Draw the graph of a function. Roughly speaking, if there’s no holes, jumps, or other choppy weirdness it’s a continuous function. The function is connected to itself like a curvy rope laid out on the ground, with no cuts.
Now if that function has no sharp points, it’s a differentiable function. Again roughly speaking, imagine that the rope is free of kinks or sharp bends. The absolute value function is an example of a function which is not differentiable at the origin: there’s a sharp point there.
It’s well known that if a function is differentiable, it’s also continuous. This is formally provable in a couple of lines, and it makes sense. If a function is smooth, it can’t possibly be disconnected from itself. But what’s a little less obvious is that the converse is not true. A function can be continuous and not differentiable.
Now in a way this is not implausible. The absolute value function isn’t differentiable at the origin because of that sharp point, but it is connected to itself there and thus it’s continuous. But that’s just a problem at one point – the rest of the function is both continuous and differentiable.
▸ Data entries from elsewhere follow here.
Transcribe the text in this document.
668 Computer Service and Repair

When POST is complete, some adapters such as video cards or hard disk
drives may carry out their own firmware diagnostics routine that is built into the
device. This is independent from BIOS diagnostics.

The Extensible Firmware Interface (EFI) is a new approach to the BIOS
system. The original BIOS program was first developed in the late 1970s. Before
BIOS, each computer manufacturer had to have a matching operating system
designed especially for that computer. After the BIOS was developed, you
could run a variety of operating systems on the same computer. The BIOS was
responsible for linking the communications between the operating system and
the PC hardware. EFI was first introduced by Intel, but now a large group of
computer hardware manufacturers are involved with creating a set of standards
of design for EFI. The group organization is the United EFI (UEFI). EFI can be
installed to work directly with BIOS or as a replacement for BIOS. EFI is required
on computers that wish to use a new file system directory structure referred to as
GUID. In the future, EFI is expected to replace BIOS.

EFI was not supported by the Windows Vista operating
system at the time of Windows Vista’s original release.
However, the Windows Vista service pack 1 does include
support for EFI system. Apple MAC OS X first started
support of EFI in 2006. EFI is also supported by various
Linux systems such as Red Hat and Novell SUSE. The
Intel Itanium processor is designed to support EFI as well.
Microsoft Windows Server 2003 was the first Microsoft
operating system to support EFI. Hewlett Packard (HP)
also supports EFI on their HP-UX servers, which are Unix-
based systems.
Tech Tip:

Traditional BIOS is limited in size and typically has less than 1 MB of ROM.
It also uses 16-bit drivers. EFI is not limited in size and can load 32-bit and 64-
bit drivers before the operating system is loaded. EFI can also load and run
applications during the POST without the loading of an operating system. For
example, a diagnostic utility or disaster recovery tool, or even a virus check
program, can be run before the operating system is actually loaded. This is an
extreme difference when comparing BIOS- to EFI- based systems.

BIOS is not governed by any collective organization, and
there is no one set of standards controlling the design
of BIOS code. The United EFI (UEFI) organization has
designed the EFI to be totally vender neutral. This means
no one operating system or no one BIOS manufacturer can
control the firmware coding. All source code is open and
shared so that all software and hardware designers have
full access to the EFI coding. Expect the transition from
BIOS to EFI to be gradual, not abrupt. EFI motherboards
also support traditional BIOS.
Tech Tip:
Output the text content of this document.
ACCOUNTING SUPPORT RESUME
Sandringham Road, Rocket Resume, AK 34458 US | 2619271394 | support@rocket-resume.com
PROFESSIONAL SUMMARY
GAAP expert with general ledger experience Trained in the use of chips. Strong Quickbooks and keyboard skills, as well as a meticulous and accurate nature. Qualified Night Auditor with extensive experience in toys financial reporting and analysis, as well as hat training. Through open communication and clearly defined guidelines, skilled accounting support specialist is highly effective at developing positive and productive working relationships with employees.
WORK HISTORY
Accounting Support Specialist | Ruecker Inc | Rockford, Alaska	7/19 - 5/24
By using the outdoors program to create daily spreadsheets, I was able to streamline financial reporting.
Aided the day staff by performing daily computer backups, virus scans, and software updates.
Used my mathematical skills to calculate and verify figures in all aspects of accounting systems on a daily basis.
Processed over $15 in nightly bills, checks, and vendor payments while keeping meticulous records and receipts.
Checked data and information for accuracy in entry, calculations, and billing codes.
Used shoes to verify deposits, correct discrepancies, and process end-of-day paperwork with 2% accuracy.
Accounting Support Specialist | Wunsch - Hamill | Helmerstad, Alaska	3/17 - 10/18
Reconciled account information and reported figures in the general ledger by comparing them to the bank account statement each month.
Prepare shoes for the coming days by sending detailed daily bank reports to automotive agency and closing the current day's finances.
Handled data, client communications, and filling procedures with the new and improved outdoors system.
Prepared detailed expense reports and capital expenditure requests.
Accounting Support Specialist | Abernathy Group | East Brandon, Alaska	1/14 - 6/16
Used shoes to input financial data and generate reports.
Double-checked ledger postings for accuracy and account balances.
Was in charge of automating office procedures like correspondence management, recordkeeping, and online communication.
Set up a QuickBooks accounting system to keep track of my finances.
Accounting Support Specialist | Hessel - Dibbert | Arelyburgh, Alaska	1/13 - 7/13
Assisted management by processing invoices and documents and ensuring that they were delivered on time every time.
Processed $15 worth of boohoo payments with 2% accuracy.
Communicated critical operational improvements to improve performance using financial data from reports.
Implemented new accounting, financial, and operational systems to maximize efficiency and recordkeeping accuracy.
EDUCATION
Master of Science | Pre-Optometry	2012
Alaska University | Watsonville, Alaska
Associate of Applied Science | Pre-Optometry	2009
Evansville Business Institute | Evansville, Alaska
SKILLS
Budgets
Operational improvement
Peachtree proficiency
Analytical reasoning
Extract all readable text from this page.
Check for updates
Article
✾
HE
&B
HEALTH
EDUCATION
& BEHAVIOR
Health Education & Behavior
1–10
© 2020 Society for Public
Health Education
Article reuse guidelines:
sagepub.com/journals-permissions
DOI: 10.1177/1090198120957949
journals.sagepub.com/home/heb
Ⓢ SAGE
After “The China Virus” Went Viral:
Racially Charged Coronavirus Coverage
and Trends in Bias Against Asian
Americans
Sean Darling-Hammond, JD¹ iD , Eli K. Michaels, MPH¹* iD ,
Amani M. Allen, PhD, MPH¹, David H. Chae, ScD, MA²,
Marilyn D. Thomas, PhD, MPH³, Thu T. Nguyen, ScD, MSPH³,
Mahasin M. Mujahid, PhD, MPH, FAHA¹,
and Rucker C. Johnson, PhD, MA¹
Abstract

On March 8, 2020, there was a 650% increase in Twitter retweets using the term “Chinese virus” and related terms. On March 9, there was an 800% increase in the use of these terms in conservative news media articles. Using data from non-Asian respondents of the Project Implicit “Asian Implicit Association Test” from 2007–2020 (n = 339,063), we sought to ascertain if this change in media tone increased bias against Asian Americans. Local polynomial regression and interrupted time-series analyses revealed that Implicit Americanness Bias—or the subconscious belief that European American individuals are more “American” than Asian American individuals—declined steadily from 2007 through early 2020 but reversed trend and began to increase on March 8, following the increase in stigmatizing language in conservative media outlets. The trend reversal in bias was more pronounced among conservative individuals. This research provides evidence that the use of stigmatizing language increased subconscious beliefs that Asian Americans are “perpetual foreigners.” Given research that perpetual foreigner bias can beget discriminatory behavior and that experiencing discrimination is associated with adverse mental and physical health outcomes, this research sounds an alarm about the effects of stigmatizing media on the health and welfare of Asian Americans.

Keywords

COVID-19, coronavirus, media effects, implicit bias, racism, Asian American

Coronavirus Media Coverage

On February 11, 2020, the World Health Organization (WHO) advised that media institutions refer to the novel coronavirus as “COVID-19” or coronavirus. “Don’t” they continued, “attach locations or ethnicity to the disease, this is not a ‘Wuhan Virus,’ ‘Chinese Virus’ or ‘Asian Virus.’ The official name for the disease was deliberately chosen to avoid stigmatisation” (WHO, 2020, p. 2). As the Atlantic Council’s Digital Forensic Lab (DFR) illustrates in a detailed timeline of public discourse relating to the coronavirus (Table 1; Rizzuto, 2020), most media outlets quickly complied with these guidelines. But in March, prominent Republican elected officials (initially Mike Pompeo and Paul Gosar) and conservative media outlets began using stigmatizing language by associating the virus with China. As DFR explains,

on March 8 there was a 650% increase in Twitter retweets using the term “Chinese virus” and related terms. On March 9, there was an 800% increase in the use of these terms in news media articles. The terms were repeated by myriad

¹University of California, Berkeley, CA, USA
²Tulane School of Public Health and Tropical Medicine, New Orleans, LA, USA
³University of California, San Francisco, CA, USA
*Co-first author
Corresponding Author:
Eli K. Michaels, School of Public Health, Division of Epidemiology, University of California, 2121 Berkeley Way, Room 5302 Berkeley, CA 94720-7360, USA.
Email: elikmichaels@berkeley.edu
What’s weird is that there are functions which are continuous everywhere and differentiable nowhere. Here’s one due to Weierstrass:


Image credit Mathworld
It’s continuous everywhere. It’s not differentiable over any finite interval. Zoom in between two sharp points, and you’ll find more small sharp points. Keep zooming and you’ll keep finding even smaller sharp points between those. Almost every single point on this function is sharp, there’s nowhere the function is smooth for any length at all. I say almost because there is a disjoint set of points of measure zero which are differentiable, but there’s no interval however small in which every point is differentiable.
Fortunately these are mathematical curiosities and do not appear in any physical situation I’ve ever heard of – though you never know.
Mathematics. Lewis Carrol couldn’t make this stuff up.